The idea of using a state lottery to raise money for infrastructure and other government projects is an old one. While one of the first recorded lotteries was held in 1446 by the widow of Flemish painter Jan van Eyck, the state lottery dates back to ancient civilizations like the Roman Empire and China's Han dynasty, which used money raised by a type of lottery called “Keno” to fund the building of the Great Wall, according to the North American Association of State and Provincial Lotteries. During the Elizabethan Age, the idea of using lottery money instead of taxes to fund government projects took hold in Europe once again.
A little more than a century after the van Eyck Lottery, Queen Elizabeth I was looking for a way to raise money for several large public projects, in particular the rebuilding of ports and building new ships for the royal fleet. At the time, in 1567, she had two choices: levy a new tax on her citizens or hold a lottery. The Queen decided to go with the latter and established England’s first State Lottery.
This lottery is different in many ways from the modern ones found in the United States and England, partly because of the cost of a ticket. While many lotteries these days are heavily marketed toward people with low-income salaries, the Queen's lottery targeted the upper class—indeed, the majority of English citizens in the mid-16th century wouldn’t have been able to afford the 10 shillings price per ticket, according to the British Library. Not only did it cost a lot of money, but the pool was limited to 400,000 tickets. And the lucky winner wouldn't just receive £5,000 in cash, but also goods like plate, tapestries and “good linen cloth.”
To sweeten the deal even further, Queen Elizabeth announced that all participants would be granted immunity from arrest, so long as the crime wasn't piracy, murder, felonies, or treason, the British Library reports.
While the winner’s name has been lost to the history books, the Queen's raffle helped set the stage for the modern-day lottery system. As is the case in many countries, the national lottery system fell in and out of use in the United Kingdom, depending on who was in power and what their preferred fundraising methods were. The current incarnation of the British National Lottery officially launched in 1994, after it was established by the administration of Prime Minister John Major, the Guardian reports.

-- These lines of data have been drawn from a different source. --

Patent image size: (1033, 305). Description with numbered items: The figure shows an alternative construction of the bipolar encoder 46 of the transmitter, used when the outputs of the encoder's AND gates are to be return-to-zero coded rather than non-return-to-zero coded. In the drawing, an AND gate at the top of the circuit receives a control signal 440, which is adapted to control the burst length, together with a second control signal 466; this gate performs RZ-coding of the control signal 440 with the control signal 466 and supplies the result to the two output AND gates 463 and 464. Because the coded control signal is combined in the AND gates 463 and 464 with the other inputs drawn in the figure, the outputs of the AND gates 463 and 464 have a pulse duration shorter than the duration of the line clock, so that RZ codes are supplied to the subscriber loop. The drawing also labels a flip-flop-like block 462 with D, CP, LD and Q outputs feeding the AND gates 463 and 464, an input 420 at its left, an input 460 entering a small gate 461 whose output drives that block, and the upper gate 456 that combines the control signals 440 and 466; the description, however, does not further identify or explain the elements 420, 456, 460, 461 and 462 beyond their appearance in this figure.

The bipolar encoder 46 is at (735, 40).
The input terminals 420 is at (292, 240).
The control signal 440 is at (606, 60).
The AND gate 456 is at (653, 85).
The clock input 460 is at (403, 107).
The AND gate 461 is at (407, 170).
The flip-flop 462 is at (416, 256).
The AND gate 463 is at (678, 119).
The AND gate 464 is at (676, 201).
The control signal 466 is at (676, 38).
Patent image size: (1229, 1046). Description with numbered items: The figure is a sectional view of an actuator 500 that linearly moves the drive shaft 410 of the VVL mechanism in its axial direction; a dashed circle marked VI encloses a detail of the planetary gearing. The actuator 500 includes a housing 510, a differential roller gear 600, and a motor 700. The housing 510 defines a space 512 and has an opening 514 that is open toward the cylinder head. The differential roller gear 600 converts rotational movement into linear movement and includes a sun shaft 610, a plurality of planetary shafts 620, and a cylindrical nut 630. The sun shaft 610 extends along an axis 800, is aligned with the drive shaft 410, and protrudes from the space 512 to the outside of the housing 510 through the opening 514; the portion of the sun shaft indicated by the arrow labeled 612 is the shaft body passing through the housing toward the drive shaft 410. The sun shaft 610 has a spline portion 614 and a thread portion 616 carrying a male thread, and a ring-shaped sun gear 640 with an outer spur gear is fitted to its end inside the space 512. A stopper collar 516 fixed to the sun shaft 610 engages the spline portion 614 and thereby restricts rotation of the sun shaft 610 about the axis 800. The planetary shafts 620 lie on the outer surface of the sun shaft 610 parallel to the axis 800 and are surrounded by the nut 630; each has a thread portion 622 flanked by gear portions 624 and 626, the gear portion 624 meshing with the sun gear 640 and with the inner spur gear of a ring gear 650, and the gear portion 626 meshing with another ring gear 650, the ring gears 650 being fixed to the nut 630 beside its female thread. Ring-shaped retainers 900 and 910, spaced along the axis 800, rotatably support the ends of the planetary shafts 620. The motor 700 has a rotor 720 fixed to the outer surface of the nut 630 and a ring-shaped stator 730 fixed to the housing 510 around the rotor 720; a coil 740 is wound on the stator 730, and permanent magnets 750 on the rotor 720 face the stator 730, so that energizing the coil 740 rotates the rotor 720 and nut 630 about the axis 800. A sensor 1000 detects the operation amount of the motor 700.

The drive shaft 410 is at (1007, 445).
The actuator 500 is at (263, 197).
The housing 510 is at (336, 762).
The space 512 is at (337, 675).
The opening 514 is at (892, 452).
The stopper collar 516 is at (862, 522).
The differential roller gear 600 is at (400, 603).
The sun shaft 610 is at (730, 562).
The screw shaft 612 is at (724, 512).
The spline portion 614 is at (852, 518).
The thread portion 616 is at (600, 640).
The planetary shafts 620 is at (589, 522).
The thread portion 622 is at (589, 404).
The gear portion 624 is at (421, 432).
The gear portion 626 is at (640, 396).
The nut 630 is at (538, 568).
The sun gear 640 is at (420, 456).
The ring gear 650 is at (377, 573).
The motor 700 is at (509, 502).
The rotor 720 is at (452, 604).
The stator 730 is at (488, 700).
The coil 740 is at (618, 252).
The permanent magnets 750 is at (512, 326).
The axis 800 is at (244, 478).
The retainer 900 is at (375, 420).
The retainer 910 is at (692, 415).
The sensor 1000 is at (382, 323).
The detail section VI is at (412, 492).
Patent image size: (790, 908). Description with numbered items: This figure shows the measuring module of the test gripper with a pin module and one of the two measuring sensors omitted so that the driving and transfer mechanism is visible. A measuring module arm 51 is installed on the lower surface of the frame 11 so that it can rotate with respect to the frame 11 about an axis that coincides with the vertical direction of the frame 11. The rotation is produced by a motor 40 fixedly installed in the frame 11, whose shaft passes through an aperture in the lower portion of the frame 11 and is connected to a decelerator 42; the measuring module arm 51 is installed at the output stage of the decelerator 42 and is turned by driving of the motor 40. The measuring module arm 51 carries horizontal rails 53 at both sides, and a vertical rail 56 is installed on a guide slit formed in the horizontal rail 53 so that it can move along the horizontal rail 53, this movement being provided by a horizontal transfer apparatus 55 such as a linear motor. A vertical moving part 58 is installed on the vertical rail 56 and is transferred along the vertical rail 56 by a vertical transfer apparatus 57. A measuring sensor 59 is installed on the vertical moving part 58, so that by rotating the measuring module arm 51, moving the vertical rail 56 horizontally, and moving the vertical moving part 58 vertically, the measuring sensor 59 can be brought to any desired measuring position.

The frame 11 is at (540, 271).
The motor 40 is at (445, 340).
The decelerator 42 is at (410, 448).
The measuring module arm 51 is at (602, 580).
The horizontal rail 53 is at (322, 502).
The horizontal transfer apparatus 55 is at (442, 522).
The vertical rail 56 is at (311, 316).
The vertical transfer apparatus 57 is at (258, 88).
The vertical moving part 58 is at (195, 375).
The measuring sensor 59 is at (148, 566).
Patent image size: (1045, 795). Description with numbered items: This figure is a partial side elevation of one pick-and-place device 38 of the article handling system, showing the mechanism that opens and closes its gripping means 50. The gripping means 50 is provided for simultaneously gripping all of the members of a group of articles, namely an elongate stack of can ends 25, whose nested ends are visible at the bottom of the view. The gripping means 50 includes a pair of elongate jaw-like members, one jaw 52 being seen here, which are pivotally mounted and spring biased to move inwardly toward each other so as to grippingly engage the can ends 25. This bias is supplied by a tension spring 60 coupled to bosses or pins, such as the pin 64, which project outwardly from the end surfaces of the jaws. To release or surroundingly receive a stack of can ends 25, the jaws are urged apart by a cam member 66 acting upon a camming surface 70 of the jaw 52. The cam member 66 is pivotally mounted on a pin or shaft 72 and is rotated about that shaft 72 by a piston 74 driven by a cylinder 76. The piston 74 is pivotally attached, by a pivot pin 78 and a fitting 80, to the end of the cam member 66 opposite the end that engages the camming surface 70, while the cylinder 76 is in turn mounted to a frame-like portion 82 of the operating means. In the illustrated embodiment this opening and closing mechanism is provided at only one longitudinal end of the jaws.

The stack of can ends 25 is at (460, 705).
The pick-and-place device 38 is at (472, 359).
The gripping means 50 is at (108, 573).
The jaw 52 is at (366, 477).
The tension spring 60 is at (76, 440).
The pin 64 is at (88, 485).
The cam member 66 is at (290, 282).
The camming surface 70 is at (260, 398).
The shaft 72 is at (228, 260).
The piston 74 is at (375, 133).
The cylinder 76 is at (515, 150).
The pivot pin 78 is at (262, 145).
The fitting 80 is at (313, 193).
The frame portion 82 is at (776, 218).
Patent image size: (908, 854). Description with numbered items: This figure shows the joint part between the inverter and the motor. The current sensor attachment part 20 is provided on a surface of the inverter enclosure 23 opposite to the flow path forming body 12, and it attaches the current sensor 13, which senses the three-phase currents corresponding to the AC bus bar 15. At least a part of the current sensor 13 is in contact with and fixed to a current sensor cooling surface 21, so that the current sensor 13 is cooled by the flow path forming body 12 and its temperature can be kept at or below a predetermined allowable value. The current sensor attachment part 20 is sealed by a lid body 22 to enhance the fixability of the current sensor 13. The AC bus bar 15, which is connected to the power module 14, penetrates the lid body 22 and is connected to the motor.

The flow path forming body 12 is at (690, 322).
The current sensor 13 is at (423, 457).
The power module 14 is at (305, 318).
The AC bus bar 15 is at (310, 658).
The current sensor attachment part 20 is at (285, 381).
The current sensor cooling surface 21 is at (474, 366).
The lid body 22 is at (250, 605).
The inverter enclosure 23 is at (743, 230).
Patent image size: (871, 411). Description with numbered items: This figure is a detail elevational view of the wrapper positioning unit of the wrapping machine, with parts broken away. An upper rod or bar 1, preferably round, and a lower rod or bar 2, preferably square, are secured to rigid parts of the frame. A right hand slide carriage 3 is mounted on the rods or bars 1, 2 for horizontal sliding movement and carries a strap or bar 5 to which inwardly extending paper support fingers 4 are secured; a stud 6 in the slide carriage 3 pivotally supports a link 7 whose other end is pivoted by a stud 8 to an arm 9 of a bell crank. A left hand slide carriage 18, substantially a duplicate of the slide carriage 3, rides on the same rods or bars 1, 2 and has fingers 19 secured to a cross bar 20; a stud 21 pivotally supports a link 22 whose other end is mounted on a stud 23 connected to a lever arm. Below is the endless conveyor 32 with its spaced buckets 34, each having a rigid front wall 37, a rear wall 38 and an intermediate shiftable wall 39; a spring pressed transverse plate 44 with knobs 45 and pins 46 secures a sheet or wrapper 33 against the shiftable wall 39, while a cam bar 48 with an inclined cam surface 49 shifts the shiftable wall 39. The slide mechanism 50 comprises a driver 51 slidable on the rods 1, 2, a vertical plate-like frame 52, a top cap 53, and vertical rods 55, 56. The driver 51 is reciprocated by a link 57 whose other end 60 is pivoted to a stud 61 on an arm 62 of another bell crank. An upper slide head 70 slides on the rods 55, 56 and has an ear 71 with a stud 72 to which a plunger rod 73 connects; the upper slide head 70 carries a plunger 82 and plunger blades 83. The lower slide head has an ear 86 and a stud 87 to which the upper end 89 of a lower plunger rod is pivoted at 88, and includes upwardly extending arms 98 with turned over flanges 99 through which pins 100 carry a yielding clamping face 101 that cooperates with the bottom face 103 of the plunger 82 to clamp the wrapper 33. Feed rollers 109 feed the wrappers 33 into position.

The modern British National Lottery may only be barely more than two decades old, but the American lottery system has been around the block, comparatively. Though small lotteries date back to some of the earliest colonists, the game of chance was officially sanctioned at the state level in 1964, when New Hampshire began looking into using a state lottery to raise funds. Since then, all but six states have established their own official lottery system as an alternative to raising taxes for projects like infrastructure and public schools. Now, more than 50 years since it began, the Powerball lottery might make one very lucky person very, very rich – if he or she can beat the astronomical odds, that is.